You can specify event attributes such that Process Monitor will only display or exclude events with matching attribute values. All filters are non-destructive, meaning that they affect only which events Process Monitor displays, not the underlying event data.
When an event is selected the Include and Exclude sub-menus in the Event menu allows you to easily add one of the event's attributes to the configured Include or Exclude filters. For example, to only show events executed by a particular process name choose the Process Name entry from the Include submenu. You can also select multiple events and simultaneously configure an attribute filter for all of the unique values contained in the selected events.
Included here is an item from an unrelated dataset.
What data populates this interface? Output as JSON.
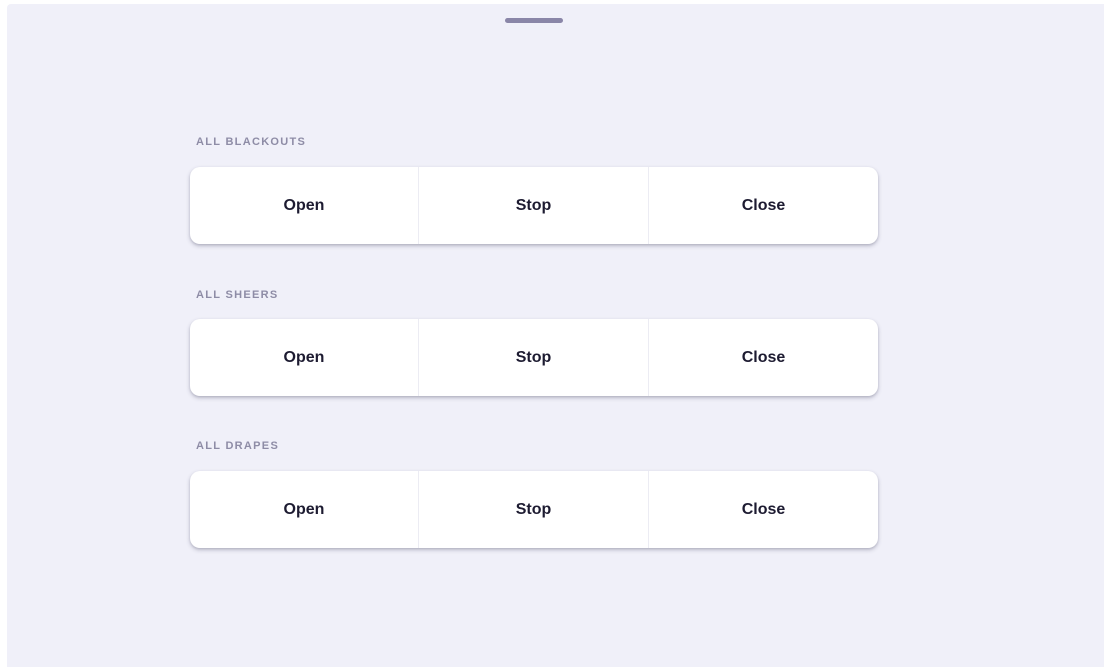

Process Monitor ORs together all the filters that are related to a particular attribute type and ANDs together filters of different attribute types. For example, if you specified process name include filters for Notepad.exe and Cmd.exe and a path include filter for C:\Windows, Process Monitor would only display events originating in either Notepad.exe or Cmd.exe that specify the C:\Windows directory.
More complex filtering options are available in the Filter dialog, which you open by selecting Filter from the Filter menu or by clicking on the Filter toolbar button. A filter entry consists of an attribute field (e.g. Authentication ID, Process Name, etc.), a comparison operation, an attribute value, and a filter type of either Include or Exclude. For convenience, Process Monitor will automatically populate the attribute value drop-down with values that are present in the loaded trace data, but you can enter arbitrary values. Checkboxes allow you to easily disable specific filter entries without having to delete them.
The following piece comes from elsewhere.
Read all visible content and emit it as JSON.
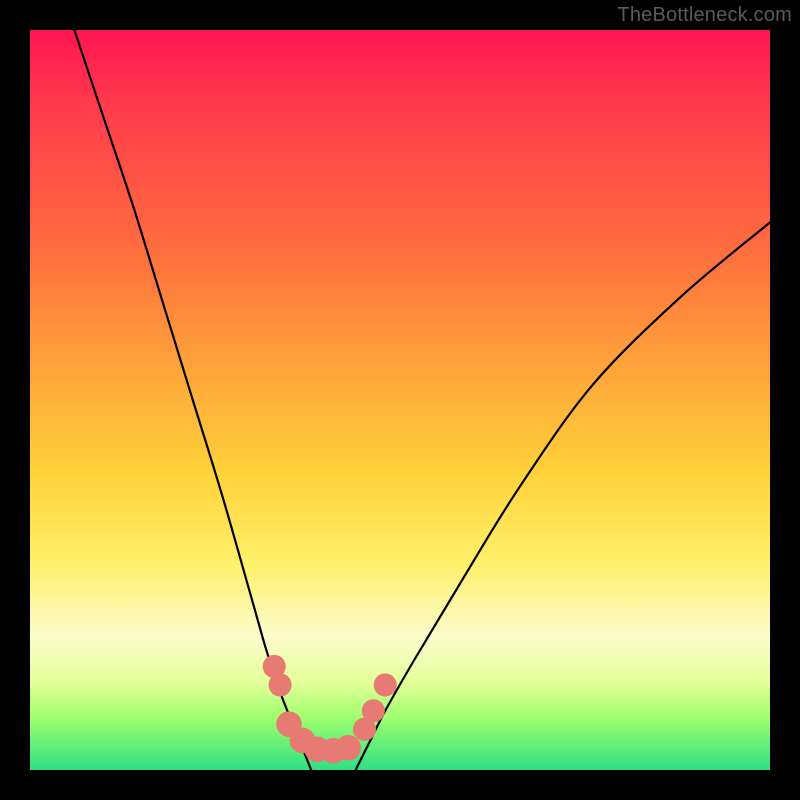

- "reset filter" will reset all the changes done by the user in the filter
- These are the columns that you can see in process monitor.
- Filter can be created based on the column name
Creating filter which shows activity by only process "QHWatchdong.exe"
- Click "Filter" icon to create the filter
- Select "process name"
- select the logic operator
- Enter name of the process "qhwatchdog.exe"
- Click "Add" to add the new filter. Click "Apply" to apply the filters.
- Now only activity by process name "qhwatchdog.exe" will be shown
- You can create filter fast by right clicking the process name and selecting the "include QHWatchdog.exe ".
Removing filter
- To remove the newly created filter, open the filter setting.
- Select and remove the filter created by you
Create filter based on Operations column
- Right click on the Operation of an process.
- Click on Include or exclude to create the desired filter. here i selected "Include RegQuerykey".
- Now only process activity with operation "RegQuerykey" will be shown.
Creating filter based on path column
- Right click on the Path of an process event
- Select "Edit filter..."
- you may edit the filter before adding it
- Filter edited.
- Click "Add" and "apply"
- Now only those process events are shown which occurred on path "D:\SOFTWARE"
Similarly you can create filter based on any column name.
Logging all the activity of a process
You can log all the file, process, registry and network events of an application.
The logged events of any application can be saved in a file.
The logged events of any application can be saved in a file.
- Start process monitor.
- Run an application and do anything that you want to monitor.
- Stop capturing Events ( Ctrl+E )
- Right click the process and select "include ....". In this case the CCleaneer64.exe .
- Now only the events by CCleaner64.exe will be shown
- Process activity summary show the summary of various events by the CCleaner64.exe
- You can check the File summary, registry summary, network and stack summary
- File summary showing all the file accessed by CClener64.exe
- Similarly you can see the registry keys accessed by it.